The noble Lord asks an extremely good question. We have to try to help to separate the Palestinian people from Hamas. One of the best ways of doing that, apart from making sure that, as I have said, our conditions should include the Hamas leadership leaving Gaza and the dismantling of the terrorist infrastructure, is to offer the Palestinian people—not Hamas, because it is not interested in a two-state solution—a route to better governance, with a reformed Palestinian Authority and the long-term horizon of a two-state solution to give them the dignity and security that they crave and that would help to bring about peace in the region.

My Lords, when the Foreign Secretary made the original statement, he was very clear that we need to show irreversible progress towards a two-state solution—something that both sides of this House have talked about for a long time. My right honourable friend David Lammy welcomed the Foreign Secretary’s comments, arguing that recognition should not wait for the final status agreement but should be part of efforts to achieve one. I asked the noble Lord, Lord Ahmad, the day after those comments, what we are doing to translate the Foreign Secretary’s desire into discussions with our allies, particularly at the United Nations, and how we give that hope a sense of reality.

What my noble friend Lord Ahmad and I are doing—we are virtually joined at the hip when we are not travelling separately to the region—is talking to all the partners in the region about how we work towards making that a reality.
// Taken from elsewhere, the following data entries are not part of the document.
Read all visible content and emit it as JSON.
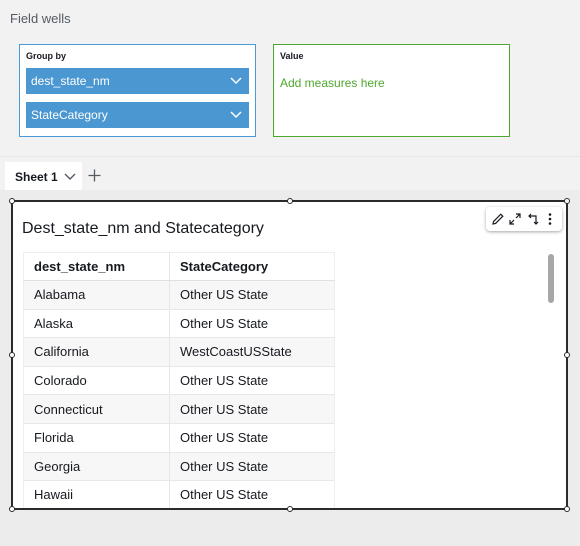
{
  "field_wells": {
    "title": "Field wells",
    "group_by": {
      "label": "Group by",
      "fields": [
        {
          "name": "dest_state_nm"
        },
        {
          "name": "StateCategory"
        }
      ]
    },
    "value": {
      "label": "Value",
      "hint": "Add measures here"
    },
    "colors": {
      "group_accent": "#4b97d1",
      "value_accent": "#4ea72e"
    }
  },
  "sheets": {
    "tabs": [
      {
        "label": "Sheet 1"
      }
    ]
  },
  "visual": {
    "title": "Dest_state_nm and Statecategory",
    "toolbar": [
      "pencil-icon",
      "expand-icon",
      "swap-icon",
      "more-icon"
    ],
    "table": {
      "columns": [
        "dest_state_nm",
        "StateCategory"
      ],
      "rows": [
        [
          "Alabama",
          "Other US State"
        ],
        [
          "Alaska",
          "Other US State"
        ],
        [
          "California",
          "WestCoastUSState"
        ],
        [
          "Colorado",
          "Other US State"
        ],
        [
          "Connecticut",
          "Other US State"
        ],
        [
          "Florida",
          "Other US State"
        ],
        [
          "Georgia",
          "Other US State"
        ],
        [
          "Hawaii",
          "Other US State"
        ]
      ]
    }
  }
}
Recognition is obviously part of a two-state solution, and it should help with the momentum. The point that I have been making is that it should not be the first thing we do, as that would take the pressure off the Palestinians to reform and to do the things that need to happen in the Palestinian Authority. But just because it does not happen at the beginning does not mean that it must wait right until the end. One of the things that is beginning to change and that I think is hopeful is the American posture, which, until now, has been that recognition can come only when Israel and Palestine agree on the creation of a Palestinian state. Doing that would give Israel a veto, in effect, over a Palestinian state, which is the opposite of creating the sort of unstoppable momentum towards a two-state solution that we all want to see.

My Lords, I welcome the Foreign Secretary’s comments on the flexibility of recognising the state of Palestine before there is a full agreement with the State of Israel. I declare that I will travel to Jerusalem, Tel Aviv and Ramallah from tomorrow night. What message can the Foreign Secretary share with these Benches that I can take to those I will meet that he has persuaded like-minded countries and our allies, who have a long-standing view that recognising the state of Palestine before any long-term agreement is the best platform to get an agreement with Israel?

After I made my statement, which is absolutely in line with our long-standing policy that recognition should come when it gives the maximum impetus and input to a solution, the Americans announced that they were re-examining their policy and looking at options to see how recognition could best play a part in bringing about a two-state solution.